Lunch was great! Thanks to Wonder Woman, Batman, Wendy, and Joanne for making great food and lots of it. I’m still wanting those brownies.
On top of the skiing, tubing and lunch we roasted marshmallows, painted snow, had an epic broom ball tournament in which there were 5 overtimes, knitted, played carpet ball, gaga and 9square among other things (including a very artistic drawing pictured here). Thanks to all of you who came out for the fun and I hope to see you up here for a winter camp!
This past summer a camp supporter, Yogi, noted that the kitchen was not near complete. He asked me what one of the next steps was to finish it. A week later, a friend of his and camp supporter, Mark, asked him what else was needed at camp on the pavilion project. Yogi told him quite simply, a stainless steel table. This wasn’t just any table, as you’ll see in the photos below. It took design and special manufacturing and would be expensive! The table was envisioned especially to help with the famous BBC fire side cooking. This table is the backbone of the crate packing and storage process.
To make a long story short, Mark mentioned the mini project to one of his friends Wil. Together they paid for the table and got the project under way. Today, during Lynx Winter Camp, the good folks over at Steiger Supply North dropped the table off and helped to set it in place. Campers even pitched in to peel off the annoying protective tape.
For me, this web of people making this small project happen in cooperation and team work is a vision of the community of God.
What a month! The pavi has been transformed from a partly finished shell to an almost summer-ready building…well, parts of it.
Progress could not be made without the help of so many volunteers! People have come from far (PA) and close (Lynds Hill Road) to help get the pavi ready for Summer 2015.

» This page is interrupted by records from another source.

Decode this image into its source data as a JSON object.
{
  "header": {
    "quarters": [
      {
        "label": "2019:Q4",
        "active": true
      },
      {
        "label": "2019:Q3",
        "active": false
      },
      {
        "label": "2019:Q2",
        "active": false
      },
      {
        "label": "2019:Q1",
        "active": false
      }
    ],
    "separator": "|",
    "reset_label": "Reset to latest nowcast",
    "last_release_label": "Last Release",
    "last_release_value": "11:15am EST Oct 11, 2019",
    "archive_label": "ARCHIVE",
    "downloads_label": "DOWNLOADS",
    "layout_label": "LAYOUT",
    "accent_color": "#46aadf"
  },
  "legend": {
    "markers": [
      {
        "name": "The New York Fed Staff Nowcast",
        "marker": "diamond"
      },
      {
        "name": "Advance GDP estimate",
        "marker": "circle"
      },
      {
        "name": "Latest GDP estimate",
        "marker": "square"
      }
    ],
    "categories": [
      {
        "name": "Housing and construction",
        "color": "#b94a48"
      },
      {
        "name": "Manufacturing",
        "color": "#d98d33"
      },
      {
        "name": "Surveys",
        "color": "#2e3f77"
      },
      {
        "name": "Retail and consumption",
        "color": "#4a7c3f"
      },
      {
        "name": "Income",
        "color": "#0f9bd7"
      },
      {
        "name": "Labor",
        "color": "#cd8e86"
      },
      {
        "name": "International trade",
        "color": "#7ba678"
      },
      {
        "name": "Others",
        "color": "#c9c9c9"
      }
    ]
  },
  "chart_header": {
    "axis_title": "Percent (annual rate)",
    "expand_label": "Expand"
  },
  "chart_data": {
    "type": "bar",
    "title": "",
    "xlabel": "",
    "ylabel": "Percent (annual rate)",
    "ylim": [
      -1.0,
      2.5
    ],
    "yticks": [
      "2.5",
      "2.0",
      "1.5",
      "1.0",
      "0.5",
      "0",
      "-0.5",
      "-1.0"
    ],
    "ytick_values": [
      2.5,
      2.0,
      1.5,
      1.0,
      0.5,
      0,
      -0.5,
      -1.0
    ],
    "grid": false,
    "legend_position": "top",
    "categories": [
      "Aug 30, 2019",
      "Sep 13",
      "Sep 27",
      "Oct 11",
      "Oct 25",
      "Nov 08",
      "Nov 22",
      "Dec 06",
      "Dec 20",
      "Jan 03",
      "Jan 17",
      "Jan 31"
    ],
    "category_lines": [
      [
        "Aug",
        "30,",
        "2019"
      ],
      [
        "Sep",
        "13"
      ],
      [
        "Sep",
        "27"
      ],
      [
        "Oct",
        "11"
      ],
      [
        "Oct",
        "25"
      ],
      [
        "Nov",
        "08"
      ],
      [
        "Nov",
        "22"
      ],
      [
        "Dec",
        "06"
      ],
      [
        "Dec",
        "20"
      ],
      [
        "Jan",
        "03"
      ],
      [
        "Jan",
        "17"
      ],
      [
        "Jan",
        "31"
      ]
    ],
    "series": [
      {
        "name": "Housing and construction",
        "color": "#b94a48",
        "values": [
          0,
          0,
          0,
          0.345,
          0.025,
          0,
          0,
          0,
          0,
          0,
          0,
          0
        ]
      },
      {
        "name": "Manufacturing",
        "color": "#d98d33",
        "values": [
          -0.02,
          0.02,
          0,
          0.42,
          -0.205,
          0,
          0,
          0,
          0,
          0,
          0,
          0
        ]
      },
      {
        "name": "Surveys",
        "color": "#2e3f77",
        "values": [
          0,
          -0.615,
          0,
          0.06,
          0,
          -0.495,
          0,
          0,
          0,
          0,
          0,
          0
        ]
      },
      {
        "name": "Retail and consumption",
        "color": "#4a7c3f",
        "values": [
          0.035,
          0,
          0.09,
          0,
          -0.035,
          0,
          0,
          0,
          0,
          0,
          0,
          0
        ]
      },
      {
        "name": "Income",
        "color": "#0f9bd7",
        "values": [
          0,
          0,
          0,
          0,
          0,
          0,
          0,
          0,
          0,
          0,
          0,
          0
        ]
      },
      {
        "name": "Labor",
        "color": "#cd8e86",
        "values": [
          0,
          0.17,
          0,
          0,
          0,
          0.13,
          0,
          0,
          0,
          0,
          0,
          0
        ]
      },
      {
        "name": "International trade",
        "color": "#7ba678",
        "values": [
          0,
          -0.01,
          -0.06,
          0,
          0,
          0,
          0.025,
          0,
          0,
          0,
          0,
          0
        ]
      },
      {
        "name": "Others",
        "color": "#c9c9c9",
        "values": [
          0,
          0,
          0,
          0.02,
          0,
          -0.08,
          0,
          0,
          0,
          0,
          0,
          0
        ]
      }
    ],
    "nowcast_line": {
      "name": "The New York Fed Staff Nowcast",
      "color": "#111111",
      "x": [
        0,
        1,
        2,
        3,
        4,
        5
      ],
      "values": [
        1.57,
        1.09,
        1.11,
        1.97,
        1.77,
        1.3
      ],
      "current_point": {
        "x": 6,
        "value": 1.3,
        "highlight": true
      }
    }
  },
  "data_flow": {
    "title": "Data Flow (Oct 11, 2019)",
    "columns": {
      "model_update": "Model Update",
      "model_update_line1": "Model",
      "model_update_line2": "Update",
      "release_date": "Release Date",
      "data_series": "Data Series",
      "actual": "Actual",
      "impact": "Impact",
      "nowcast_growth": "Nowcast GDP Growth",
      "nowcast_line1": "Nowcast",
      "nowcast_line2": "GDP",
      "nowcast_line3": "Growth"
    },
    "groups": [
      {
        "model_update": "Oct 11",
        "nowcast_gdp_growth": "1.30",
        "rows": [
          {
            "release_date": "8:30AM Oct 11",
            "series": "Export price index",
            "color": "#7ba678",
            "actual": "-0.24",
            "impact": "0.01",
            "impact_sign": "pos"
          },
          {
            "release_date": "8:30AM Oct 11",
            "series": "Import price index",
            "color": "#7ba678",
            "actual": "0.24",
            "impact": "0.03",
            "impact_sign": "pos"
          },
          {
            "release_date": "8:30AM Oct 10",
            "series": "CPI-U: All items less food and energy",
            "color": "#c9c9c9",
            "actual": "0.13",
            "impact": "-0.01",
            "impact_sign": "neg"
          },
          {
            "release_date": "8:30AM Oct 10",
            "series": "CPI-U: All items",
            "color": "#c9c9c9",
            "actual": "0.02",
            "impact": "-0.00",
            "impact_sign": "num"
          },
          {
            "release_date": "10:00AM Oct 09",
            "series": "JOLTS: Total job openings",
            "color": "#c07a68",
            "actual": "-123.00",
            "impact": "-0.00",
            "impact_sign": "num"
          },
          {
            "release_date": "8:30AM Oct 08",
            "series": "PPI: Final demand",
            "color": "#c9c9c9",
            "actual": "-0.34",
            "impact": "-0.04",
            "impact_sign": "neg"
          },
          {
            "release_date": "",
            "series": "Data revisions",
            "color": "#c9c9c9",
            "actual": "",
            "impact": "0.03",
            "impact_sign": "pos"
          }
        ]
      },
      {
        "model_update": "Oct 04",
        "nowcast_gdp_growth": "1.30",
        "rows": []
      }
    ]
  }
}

Progress also could not be made without the daily efforts of the Jenne Construction Crew. We’re thankful they braved the mud season & cold spring temps to keep moving the pavilion closer to finished!
Despite all the progress that’s been made during the month of April there remains quite a ways to go! Do you have anytime during the month of May to join us in getting the pavilion ready for summer? Email us or call the office to let us know when you can come. If you can’t come to help in May be sure to join us this summer! Bring a camper or come volunteer!

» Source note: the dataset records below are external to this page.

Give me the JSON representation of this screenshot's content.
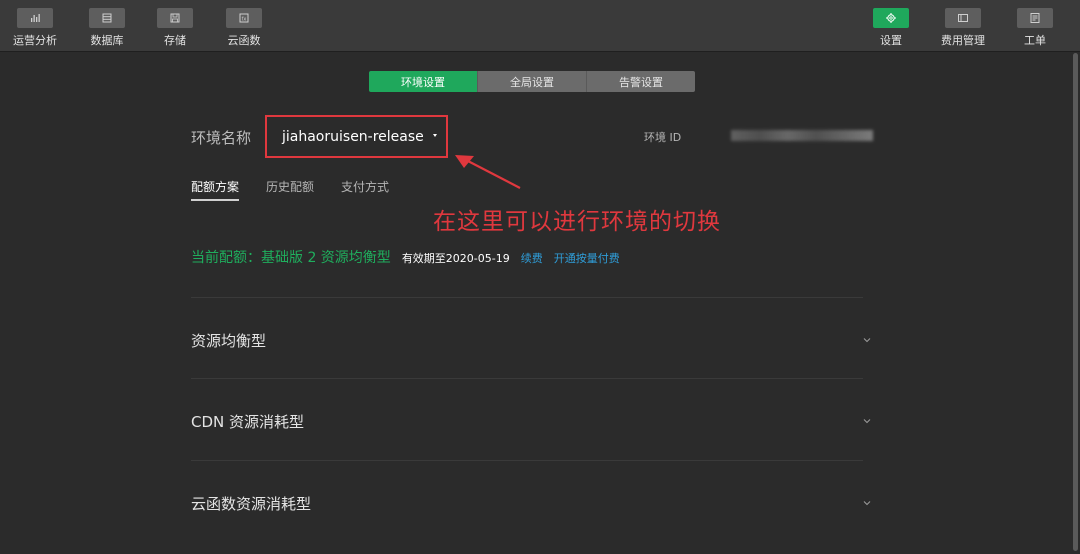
{
  "toolbar": {
    "left": [
      {
        "label": "运营分析",
        "icon": "bar-chart-icon"
      },
      {
        "label": "数据库",
        "icon": "database-icon"
      },
      {
        "label": "存储",
        "icon": "save-icon"
      },
      {
        "label": "云函数",
        "icon": "function-icon"
      }
    ],
    "right": [
      {
        "label": "设置",
        "icon": "gear-icon",
        "active": true
      },
      {
        "label": "费用管理",
        "icon": "billing-icon"
      },
      {
        "label": "工单",
        "icon": "ticket-icon"
      }
    ]
  },
  "tabs": [
    {
      "label": "环境设置",
      "active": true
    },
    {
      "label": "全局设置",
      "active": false
    },
    {
      "label": "告警设置",
      "active": false
    }
  ],
  "env": {
    "label": "环境名称",
    "selected": "jiahaoruisen-release",
    "id_label": "环境 ID"
  },
  "annotation": {
    "text": "在这里可以进行环境的切换",
    "color": "#e0383e"
  },
  "subtabs": [
    {
      "label": "配额方案",
      "active": true
    },
    {
      "label": "历史配额",
      "active": false
    },
    {
      "label": "支付方式",
      "active": false
    }
  ],
  "plan": {
    "current": "当前配额：基础版 2 资源均衡型",
    "expire": "有效期至2020-05-19",
    "renew": "续费",
    "pay_as_you_go": "开通按量付费"
  },
  "sections": [
    {
      "title": "资源均衡型"
    },
    {
      "title": "CDN 资源消耗型"
    },
    {
      "title": "云函数资源消耗型"
    }
  ],
  "colors": {
    "accent": "#1fa85c",
    "link": "#2f9dd8",
    "highlight": "#e0383e",
    "background": "#2b2b2b"
  }
}
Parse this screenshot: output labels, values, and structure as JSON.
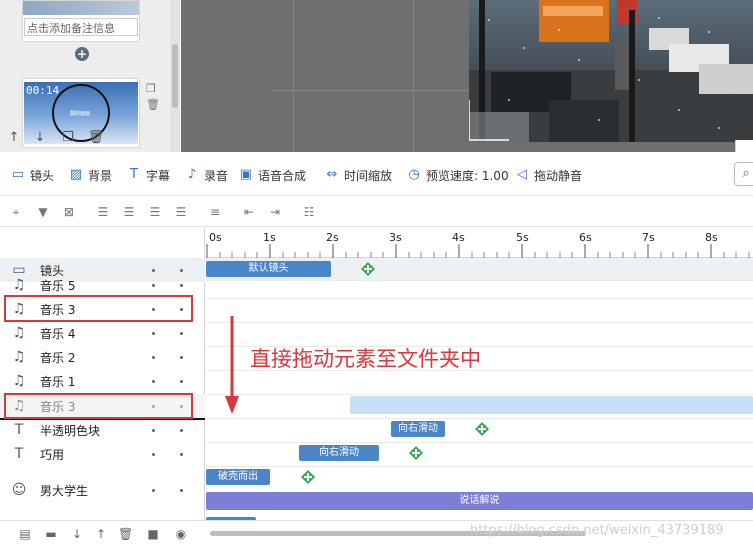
{
  "shot_list": {
    "note_placeholder": "点击添加备注信息",
    "shot_time": "00:14",
    "thumb_caption": "翻转画面"
  },
  "toolbar": {
    "items": [
      {
        "label": "镜头",
        "icon": "camera-icon"
      },
      {
        "label": "背景",
        "icon": "background-icon"
      },
      {
        "label": "字幕",
        "icon": "subtitle-icon"
      },
      {
        "label": "录音",
        "icon": "microphone-icon"
      },
      {
        "label": "语音合成",
        "icon": "speech-synthesis-icon"
      },
      {
        "label": "时间缩放",
        "icon": "time-scale-icon"
      },
      {
        "label": "预览速度: 1.00",
        "icon": "preview-speed-icon"
      },
      {
        "label": "拖动静音",
        "icon": "mute-drag-icon"
      }
    ]
  },
  "ruler": {
    "ticks": [
      "0s",
      "1s",
      "2s",
      "3s",
      "4s",
      "5s",
      "6s",
      "7s",
      "8s"
    ]
  },
  "tracks": [
    {
      "label": "镜头",
      "icon": "camera-icon"
    },
    {
      "label": "音乐 5",
      "icon": "music-icon"
    },
    {
      "label": "音乐 3",
      "icon": "music-icon"
    },
    {
      "label": "音乐 4",
      "icon": "music-icon"
    },
    {
      "label": "音乐 2",
      "icon": "music-icon"
    },
    {
      "label": "音乐 1",
      "icon": "music-icon"
    },
    {
      "label": "音乐 3",
      "icon": "music-icon"
    },
    {
      "label": "半透明色块",
      "icon": "text-icon"
    },
    {
      "label": "巧用",
      "icon": "text-icon"
    },
    {
      "label": "男大学生",
      "icon": "person-icon"
    }
  ],
  "clips": {
    "default_shot": "默认镜头",
    "slide_right_1": "向右滑动",
    "slide_right_2": "向右滑动",
    "burst_out": "破壳而出",
    "talk_explain": "说话解说"
  },
  "annotation": "直接拖动元素至文件夹中",
  "watermark": "https://blog.csdn.net/weixin_43739189",
  "colors": {
    "clip_blue": "#4a86c8",
    "clip_purple": "#7b7fd6",
    "highlight_red": "#d9363e",
    "plus_green": "#3aa856",
    "drag_lane": "#c9dff5"
  }
}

Read on for a recap of pavi work throughout the last month. Click the link to see Pavilion Progress Pics and the people who have been doing the work.
Pavi Construction Update week of April 6
Another exciting week at BBC! A group of 13 are here from Salford Mennonite Church (Harleysville, PA). In one day (Tues) they’ve put decking on the porch roofs, started shingling, aided Harold Bergey with the electrical progress in the kitchen and continue to prepare the downstairs for insulation and sheet rock. The crew of Jenne Construction continues to steadily move the pavilion towards completion. Pray for good roofing weather this week as many hands make the work light!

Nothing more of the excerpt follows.